「あ・・・白皇にノート忘れてきちゃった・・・」
「だったら僕取りに行ってきますよ!!」
「ほんとに!!じゃぁお願い!!」
まぁそんな感じで・・・白皇。
「あれ?桂先生じゃないですか?なにしてるんですか?」
「おや・・・?綾崎君じゃない。ほら、宿直ってやつなのよ、宿直。」
「あ、そうなんですか~。お疲れ様です。」
「ところで、忘れ物取りにきたんだっけ?教室のカギなら宿直室にあるわよ。」
宿直室
「えっと・・・カギはどこだったかな・・・?」
「・・・にしても、宿直室すごい広いですね~。」
その直後・・・
「だろ?」
「だね~。」
「だよな~。」
どこからか突然現れる3人。
「あ、美希さんに・・・確かヒナギクさんの幼馴染の・・・」
「私は朝風理沙だ。」
「で、わたしは瀬川泉こといいんちょさん!!」
「実は、今夜は勉強会のために集まったんだ。」
「へ~、そうだったんですか~。」
「雪ちゃんの授業ね~、結構分かりやすいんだよね~。」
「いい生徒がいい教師になれるわけではないという証明だな。」
「・・・・なんの話よ。」
ずっとカギを探していた雪路がつぶやく。
「ほい。カギ見つかったよ~。」
「ありがとうございます!それじゃぁ行ってきます!!」
そういって宿直室を去っていくハヤテ。
「あ、10年前に閉鎖された旧校舎には絶対入るなよ~。・・・って聞こえてないか。」
旧校舎
「あれ?ここどこなんだろ?」
迷子になる安定の主人公・・・。
宿直室
「ハヤ太くんおそいね~。」
「そうだな~。」
「トラブルに巻き込まれてないといいんだが・・・・。」
そんな宿直室に、ひとりの来客が現れる。
「ねぇあなたたち、ハヤテ君が帰ってこないんだけど、どこ行ったか知らない?」
ヒナギクである。
「さぁ~?忘れ物を取りに行ったっきり帰ってきてないよ~。
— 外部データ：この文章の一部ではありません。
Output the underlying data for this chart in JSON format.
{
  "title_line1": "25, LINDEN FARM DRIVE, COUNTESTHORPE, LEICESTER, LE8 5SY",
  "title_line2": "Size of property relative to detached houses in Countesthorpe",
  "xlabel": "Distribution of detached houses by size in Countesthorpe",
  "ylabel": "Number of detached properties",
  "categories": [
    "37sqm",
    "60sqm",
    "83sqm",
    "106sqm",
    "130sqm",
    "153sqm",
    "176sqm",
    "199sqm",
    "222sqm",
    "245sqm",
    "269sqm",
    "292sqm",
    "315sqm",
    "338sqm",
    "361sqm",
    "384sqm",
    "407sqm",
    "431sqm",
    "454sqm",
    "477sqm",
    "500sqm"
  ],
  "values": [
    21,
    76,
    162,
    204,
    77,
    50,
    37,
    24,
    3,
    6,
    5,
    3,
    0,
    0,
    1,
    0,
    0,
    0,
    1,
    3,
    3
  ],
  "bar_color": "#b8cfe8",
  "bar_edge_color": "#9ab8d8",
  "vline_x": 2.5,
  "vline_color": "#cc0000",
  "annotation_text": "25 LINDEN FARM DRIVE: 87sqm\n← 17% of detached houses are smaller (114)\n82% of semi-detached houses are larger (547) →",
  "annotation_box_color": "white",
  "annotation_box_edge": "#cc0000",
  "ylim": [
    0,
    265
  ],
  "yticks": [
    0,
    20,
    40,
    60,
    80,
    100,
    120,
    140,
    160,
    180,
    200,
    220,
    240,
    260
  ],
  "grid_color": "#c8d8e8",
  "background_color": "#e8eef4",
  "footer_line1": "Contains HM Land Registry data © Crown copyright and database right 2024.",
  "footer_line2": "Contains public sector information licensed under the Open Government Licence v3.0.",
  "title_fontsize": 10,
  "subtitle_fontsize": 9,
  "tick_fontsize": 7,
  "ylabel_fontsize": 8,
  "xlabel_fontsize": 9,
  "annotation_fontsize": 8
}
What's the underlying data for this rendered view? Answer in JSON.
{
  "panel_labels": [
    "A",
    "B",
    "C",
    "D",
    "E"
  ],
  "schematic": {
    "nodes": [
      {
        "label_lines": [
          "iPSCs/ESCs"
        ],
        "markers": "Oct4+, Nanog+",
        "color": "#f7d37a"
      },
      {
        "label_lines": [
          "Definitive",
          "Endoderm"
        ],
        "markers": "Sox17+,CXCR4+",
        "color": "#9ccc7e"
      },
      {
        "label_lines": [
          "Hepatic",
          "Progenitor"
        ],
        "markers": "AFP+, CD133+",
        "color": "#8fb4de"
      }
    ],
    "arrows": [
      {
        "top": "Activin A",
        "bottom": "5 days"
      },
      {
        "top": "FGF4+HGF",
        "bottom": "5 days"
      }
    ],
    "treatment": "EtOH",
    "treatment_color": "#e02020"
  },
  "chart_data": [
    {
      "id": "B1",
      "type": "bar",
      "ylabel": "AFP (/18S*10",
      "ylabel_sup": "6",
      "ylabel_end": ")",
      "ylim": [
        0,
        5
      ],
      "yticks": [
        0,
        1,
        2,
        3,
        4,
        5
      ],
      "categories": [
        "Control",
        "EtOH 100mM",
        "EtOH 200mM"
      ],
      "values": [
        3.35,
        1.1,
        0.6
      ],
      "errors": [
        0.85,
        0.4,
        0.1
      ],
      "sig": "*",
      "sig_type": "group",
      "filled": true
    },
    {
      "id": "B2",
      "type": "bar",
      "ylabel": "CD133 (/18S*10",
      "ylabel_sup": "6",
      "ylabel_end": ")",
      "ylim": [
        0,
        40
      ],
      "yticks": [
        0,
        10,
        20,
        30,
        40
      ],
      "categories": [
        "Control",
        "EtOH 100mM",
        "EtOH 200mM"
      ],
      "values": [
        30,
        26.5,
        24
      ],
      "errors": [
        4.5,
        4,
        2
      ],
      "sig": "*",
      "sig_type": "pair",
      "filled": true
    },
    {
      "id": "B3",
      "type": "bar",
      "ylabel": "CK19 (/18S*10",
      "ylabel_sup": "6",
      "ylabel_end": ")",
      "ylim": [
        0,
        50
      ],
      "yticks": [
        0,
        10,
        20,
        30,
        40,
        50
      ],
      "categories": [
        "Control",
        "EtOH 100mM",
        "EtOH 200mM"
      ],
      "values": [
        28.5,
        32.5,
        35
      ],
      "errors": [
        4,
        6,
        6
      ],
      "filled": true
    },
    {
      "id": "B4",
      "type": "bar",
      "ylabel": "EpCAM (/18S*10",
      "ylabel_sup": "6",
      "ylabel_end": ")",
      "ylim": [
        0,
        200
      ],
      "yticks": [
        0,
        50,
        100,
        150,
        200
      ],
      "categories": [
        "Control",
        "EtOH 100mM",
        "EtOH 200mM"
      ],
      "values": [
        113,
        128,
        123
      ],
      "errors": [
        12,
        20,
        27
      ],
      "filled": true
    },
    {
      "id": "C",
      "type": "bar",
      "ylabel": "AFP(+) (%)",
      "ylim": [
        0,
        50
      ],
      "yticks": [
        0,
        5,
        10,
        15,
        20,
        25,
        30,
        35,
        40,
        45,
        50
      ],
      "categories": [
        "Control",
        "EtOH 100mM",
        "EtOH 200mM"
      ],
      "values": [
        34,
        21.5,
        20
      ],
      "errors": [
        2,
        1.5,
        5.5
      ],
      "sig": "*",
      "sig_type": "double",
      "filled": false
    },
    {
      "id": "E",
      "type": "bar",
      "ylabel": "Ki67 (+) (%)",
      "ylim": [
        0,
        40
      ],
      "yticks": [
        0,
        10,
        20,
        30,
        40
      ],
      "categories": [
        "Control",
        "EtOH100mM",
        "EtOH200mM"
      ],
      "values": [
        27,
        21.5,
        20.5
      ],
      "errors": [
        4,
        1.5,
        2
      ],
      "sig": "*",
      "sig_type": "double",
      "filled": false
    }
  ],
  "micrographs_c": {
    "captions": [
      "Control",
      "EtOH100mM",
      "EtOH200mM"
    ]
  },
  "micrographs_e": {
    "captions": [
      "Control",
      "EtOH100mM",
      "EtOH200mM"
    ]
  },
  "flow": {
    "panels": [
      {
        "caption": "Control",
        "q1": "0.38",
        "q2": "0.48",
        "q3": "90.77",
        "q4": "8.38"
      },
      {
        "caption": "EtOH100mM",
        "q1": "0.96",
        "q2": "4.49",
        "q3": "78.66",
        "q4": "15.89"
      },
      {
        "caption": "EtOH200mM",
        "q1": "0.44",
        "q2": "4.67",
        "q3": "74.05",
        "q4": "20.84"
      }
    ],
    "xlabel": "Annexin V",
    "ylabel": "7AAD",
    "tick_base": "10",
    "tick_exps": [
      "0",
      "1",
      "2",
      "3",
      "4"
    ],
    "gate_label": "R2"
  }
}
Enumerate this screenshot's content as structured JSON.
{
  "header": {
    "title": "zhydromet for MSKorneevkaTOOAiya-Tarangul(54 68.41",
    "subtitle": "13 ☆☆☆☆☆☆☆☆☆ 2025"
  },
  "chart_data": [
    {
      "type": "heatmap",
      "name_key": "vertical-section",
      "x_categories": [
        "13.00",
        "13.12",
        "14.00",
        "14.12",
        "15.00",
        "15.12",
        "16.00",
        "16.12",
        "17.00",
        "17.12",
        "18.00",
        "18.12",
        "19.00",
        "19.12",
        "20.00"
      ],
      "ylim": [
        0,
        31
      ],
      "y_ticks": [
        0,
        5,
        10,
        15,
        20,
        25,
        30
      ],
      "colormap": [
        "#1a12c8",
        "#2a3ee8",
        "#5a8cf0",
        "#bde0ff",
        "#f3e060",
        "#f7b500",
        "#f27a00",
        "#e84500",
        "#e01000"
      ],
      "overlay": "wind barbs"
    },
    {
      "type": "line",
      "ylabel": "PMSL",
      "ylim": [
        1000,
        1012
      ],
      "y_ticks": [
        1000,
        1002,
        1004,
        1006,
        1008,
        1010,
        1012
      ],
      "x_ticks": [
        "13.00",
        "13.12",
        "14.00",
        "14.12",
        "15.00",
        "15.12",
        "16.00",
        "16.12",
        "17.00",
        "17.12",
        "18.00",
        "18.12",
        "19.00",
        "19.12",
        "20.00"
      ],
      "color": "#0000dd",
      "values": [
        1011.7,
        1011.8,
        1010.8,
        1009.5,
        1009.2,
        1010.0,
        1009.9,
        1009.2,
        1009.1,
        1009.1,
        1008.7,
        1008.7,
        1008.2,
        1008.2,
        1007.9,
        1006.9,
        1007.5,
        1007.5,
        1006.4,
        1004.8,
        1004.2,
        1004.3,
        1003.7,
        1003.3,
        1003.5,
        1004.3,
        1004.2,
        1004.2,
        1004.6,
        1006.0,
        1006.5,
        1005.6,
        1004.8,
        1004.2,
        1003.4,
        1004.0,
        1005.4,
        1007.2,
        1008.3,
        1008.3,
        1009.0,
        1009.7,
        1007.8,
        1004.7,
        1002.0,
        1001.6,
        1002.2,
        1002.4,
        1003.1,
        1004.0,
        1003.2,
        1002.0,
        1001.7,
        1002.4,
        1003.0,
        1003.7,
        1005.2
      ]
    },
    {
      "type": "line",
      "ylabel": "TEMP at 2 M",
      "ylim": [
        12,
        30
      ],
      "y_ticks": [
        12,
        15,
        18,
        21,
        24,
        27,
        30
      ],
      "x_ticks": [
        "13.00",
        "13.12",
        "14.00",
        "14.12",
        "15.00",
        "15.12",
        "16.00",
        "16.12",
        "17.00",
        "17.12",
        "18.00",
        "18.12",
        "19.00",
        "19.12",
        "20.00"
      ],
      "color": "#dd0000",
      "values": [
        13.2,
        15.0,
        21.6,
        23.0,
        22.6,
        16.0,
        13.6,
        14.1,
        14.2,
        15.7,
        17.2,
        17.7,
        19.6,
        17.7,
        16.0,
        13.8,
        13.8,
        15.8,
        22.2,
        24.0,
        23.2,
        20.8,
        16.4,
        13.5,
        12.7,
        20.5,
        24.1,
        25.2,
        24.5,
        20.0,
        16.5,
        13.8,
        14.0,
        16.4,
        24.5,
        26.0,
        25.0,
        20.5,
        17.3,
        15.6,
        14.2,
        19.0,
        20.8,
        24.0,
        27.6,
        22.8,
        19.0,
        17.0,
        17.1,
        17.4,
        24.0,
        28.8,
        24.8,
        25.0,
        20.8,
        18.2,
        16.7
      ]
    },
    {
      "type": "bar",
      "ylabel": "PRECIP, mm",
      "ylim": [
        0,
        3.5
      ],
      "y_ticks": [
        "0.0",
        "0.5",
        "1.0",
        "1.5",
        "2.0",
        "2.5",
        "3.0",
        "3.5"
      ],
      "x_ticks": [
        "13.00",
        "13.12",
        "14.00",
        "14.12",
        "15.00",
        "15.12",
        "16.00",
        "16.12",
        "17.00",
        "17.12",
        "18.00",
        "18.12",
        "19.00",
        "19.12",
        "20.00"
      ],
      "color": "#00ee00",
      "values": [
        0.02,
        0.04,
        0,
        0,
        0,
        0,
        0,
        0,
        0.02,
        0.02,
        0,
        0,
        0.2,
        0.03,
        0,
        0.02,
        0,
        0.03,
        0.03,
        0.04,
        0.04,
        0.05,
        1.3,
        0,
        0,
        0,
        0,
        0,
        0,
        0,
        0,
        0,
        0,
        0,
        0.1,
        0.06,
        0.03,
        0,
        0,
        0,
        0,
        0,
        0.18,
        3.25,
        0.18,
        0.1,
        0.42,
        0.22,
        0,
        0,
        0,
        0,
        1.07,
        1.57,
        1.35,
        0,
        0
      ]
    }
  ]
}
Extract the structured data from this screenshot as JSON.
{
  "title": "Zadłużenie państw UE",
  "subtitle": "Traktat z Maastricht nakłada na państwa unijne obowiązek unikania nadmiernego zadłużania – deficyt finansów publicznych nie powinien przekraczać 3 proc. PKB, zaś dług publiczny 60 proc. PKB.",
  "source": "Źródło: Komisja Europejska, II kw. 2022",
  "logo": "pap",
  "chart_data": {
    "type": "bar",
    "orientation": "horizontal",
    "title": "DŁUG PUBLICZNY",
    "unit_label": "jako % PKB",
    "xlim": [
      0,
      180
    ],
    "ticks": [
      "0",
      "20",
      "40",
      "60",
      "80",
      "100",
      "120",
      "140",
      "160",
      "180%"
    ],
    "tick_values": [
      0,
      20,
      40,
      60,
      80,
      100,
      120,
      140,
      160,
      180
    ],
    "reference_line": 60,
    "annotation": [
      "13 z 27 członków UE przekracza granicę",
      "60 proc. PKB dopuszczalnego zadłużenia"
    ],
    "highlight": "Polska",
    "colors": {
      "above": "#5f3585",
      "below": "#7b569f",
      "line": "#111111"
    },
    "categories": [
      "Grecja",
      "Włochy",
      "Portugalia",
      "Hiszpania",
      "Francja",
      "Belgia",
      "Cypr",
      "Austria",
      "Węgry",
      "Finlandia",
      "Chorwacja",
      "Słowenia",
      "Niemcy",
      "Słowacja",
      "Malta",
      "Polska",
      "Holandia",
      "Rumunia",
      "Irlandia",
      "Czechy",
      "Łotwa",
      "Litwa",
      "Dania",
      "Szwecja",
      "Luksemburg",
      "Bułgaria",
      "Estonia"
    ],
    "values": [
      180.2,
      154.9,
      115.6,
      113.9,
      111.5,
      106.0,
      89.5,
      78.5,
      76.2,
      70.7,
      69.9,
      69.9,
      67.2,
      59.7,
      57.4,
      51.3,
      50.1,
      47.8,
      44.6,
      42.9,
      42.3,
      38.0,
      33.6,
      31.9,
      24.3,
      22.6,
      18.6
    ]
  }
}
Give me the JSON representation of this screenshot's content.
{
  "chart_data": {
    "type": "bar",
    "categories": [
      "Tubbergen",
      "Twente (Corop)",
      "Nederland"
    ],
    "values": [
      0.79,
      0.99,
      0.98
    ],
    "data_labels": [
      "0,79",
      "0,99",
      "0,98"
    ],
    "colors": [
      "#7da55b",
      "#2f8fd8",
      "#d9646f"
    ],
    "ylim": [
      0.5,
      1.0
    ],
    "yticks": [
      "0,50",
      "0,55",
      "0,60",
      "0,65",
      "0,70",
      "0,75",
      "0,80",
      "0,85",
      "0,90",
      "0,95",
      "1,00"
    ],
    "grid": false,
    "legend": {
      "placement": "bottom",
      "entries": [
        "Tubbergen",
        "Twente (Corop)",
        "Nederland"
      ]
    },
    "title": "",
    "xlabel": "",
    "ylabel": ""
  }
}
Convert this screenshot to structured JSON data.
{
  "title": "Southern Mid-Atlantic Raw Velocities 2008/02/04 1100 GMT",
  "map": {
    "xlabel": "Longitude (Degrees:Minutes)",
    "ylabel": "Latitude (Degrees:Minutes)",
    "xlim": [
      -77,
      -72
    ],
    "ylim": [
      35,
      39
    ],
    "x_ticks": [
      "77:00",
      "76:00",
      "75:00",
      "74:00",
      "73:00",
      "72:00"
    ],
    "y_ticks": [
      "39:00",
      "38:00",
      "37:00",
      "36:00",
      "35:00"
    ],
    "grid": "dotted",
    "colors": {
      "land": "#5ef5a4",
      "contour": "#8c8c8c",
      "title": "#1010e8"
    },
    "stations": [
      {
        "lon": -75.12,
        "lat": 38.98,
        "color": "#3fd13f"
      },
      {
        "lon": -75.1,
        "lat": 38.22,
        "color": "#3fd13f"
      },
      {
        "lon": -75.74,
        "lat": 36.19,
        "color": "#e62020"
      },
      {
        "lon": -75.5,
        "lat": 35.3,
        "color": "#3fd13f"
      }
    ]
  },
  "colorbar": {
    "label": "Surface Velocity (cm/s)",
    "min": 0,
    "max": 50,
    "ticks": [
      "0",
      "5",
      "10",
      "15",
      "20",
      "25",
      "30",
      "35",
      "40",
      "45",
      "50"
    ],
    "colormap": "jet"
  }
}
」
「けど・・・もしかしたら旧校舎に迷い込んだのかも・・・?」
「旧校舎?」
「白皇の心霊スポットだ。そこに行って帰ってきたやつはいない。」
「・・・え?」
「あと、この白皇は心霊スポットが多い。七不思議の7つに収まらないほどに・・・」
「・・・ちょっと心配になってきたわ・・。ハヤテ君探しに行ってくる!!」
「いってら~。」
旧校舎
「ハヤテ君~、いる~?」
あたり一帯し~んと静まりかえっている・・・。
「ねぇ、いないの~?」
その時、ヒナギクの横を人魂が通過していって・・・
「ひっ・・・」
恐怖のあまり、その場から駆け出すヒナギク。
「いったいなんなのよここ!!」
『にしてもおばけ苦手だったんですね~。』
「そりゃそうよ!!」
『ところで次の質問です。』
「な、なに・・・?」
『さっきあなたに質問したのは、いったい誰なんでしょうか?』
「・・・・・」
ヒナギクは思わず横を見る。そこでは人体模型が歩いていて・・・。
(ちょっ・・・ハ、ハヤテ君っ・・・)
その時、強い疾風が巻き起こったような気がして・・・
ヒナギクが目を開けると、そこには粉々になった人体模型と・・・・
「・・・・ハヤテ君?」
「大丈夫ですか?ヒナギクさん。名前を呼んだらいつでも助けにくるって・・・あの時言ったでしょ?」
「ハヤテ君っ・・・・。」
「・・・・さて、旧校舎から出ましょうか。」
「・・・そうね。」
・・・こうして、夜の冒険が終わるのだった・・・。